Martine me regarde en souriant :  J’y compte bien !’’

LE BAIN DE MARTINE

Les décors de Jacques Krauss s’avèrent très beaux.

Pour la scène du bain,  et suivant mes indications, Jacques Krauss a fait incruster dans les panneaux des murs de la salle de bains et autour de la grande baie qui donne sur l’extérieur, des coquillages nacrés, des huîtres, des ormeaux … et aussi des moules Il fallait des Belon, dont la forme ronde était particulièrement adaptée, mais Krauss n’en a pas trouvé assez chez Prunier [restaurant de poisson et écailler du VIIIe arrondissement, très renommé à l’époque].Dommage…

Je demande aussi à Krauss de faire pulvériser un vernis sur les coquillages vides. L’effet est spectaculaire. En fait, j’’ai eu l’idée de ce décor au cours d’un voyage à Florence..

Au milieu de la vaste pièce, on accède par deux marches à une gigantesque coquille, – comme la conque de la Vénus de Botticelli ; réalisée en staff  elle servira de baignoire à Martine Carol.

Des glaces, montées sur pivots, sont orientables suivant les scènes ou les lumières, dans le boudoir attenant, et le visiteur Livio (Jean-Claude Pascal, qui incarne le maître de ballets, et danseur ) peut à loisir regarder Caroline au bain sans que celle-ci ne s’en doute..

On commence : avant de pénétrer dans son bain, Martine exige que tous les techniciens quittent le plateau… Elle a juste oublié, au-dessus d’elle sur les passerelles, les six électriciens qui doivent manipuler les projecteurs.

A la fin de la première prise, le cameraman anglais annonce : “il y a un poil”. .. En fait cela va lui permettre de prolonger le temps de prise de vue ! 

(La première fois que j’ai entendu cette expression, je n’ai pas compris.

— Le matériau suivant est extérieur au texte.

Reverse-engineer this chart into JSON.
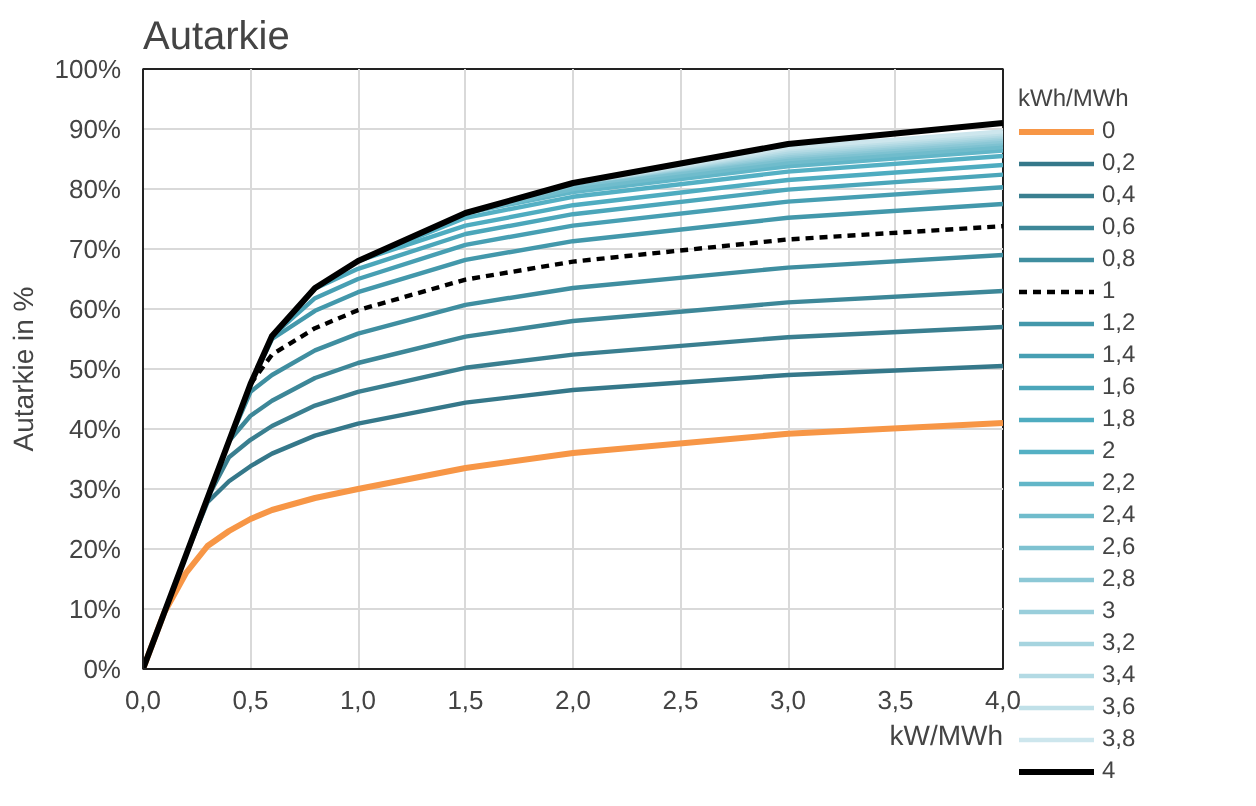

André Thomas me met au courant : les objectifs sont nettoyés avec des pinceaux fins, et il arrive qu’un poil se glisse dans le pourtour de l’objectif. En ouvrant la caméra, on s’en aperçoit.  L’assistant en charge des objectifs a comme mission de faire le point entre la caméra et les acteurs, à l’aide d’un genre d’escargot à manivelle. Lorsqu’il se trompe dans le maniement de son accessoire, il annonce, pour qu’on recommence la prise : « Il y a un poil !î pour mettre sur le dos du pinceau sa propre erreur de manipulation.. ou, en l’occurrence.. son souhait de prolonger l’expérience ! .).